75, corrected P-value = 0.015). Haplotype analysis revealed that TGGTA protected females from SGSD development (odds ratio = 0.75, corrected P-value = 0.02). Based on our findings, IL18 rs5744247C>G polymorphism could be a potential genetic marker to predict SGSD susceptibility in Han

Chinese women. “
“In Taiwan, a screening system using an infant stool color card to promote the early diagnosis of biliary atresia (BA) was established in 2002. This study aimed to investigate the 5-year outcome of BA before and after using the screening program. BA patients were divided into three cohorts according to their birth dates. The patients in cohort A (n = 89) were born before the stool card screening program (1990-2000); those in cohort B (n = 28) were screened by the stool card regional screening program (2002-2003); and those in cohort C (n = 74) were screened by the stool card universal HKI-272 screening program (2004-2005). The relative odds ratios were computed using logistic regression to compare the different factors affecting survival time.

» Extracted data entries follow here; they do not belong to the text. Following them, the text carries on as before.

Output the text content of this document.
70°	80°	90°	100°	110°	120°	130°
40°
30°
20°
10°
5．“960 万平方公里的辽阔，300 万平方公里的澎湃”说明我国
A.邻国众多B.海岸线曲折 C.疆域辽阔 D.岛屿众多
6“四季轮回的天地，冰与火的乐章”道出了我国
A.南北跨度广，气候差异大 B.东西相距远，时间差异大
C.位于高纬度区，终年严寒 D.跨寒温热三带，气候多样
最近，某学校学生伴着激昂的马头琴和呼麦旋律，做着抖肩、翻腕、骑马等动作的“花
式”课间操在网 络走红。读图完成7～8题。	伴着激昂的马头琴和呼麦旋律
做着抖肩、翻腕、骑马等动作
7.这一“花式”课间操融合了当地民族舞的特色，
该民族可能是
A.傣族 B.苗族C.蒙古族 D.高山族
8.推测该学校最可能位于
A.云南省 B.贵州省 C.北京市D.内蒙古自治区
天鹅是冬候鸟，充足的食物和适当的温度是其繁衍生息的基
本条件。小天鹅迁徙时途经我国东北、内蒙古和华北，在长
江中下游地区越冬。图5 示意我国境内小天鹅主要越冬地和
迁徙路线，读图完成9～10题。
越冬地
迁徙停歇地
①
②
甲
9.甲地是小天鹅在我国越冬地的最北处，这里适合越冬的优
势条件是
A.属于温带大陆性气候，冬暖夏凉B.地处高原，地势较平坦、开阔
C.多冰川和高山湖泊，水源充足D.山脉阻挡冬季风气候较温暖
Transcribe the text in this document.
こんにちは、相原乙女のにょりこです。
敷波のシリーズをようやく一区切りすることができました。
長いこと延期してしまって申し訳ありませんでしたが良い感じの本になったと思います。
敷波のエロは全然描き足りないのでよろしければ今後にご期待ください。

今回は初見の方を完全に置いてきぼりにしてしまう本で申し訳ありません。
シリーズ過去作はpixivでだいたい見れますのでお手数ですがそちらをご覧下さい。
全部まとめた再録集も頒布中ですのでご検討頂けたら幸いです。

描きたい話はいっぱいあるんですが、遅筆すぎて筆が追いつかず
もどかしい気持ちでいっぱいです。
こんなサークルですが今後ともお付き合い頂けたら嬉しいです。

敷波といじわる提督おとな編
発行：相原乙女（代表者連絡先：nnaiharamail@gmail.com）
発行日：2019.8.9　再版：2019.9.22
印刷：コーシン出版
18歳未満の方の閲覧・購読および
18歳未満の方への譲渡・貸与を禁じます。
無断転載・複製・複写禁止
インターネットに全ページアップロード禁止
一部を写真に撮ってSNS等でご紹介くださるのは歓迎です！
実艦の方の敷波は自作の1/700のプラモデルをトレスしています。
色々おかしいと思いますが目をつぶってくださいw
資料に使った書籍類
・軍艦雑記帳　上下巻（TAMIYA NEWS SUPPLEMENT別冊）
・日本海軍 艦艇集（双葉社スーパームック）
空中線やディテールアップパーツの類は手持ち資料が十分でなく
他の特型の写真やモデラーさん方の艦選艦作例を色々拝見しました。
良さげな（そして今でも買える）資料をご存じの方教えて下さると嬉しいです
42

The rate of age at Kasai operation <60 days was 49.4% and 65.7% in cohorts A and B+C, respectively (P = 0.02). The jaundice-free (total serum bilirubin <2.0 mg/dL) rate 3 months after surgery was AZD6244 in vivo 34.8% and 60.8% in cohorts A and B+C, respectively (P < 0.001). The 3-year jaundice-free survival rate with native liver was 31.5% in cohort A and 56.9% in cohort B+C (P < 0.001), whereas the 3-year overall survival rates were 64.0% and 89.2%, respectively (P < 0.001). The 5-year jaundice-free survival rate with native liver was 27.3% in cohort A and 64.3% in cohort B (P < 0.001), and the 5-year overall survival rates were 55.7% and 89.3%, respectively (P < 0.001). Conclusion: The stool color card screening program for BA allows for earlier Kasai operation, which increases the jaundice-free rate at 3 months postsurgery. With higher surgical success rates, the 3- and 5-year outcome of BA patients in Taiwan improves remarkably. 上海皓元 (HEPATOLOGY 2011.) Biliary atresia (BA) is an inflammatory, progressive fibro-sclerosing cholangiopathy of infancy that variably affects

both the extrahepatic and intrahepatic bile ducts,1, 2 resulting in the destruction and obstruction of the biliary tract.2-4 If untreated, BA progresses to cirrhosis with portal hypertension and liver failure leading to death within 2 to 3 years. Since the Kasai operation was first used for BA in 1959, there have been encouraging results in treating this disease such that it has become the first-line treatment. The Kasai operation can restore bile flow through a reconstructed hepatic portoenterostomy to a jejunal loop. Once the cholestasis progresses and/or complications of liver cirrhosis occur, liver transplantation remains the salvage way for BA. Although ongoing cholestasis, which further aggravates liver cirrhosis, is present in most BA children,5 a successful Kasai operation may still delay or even decrease the need for liver transplantation.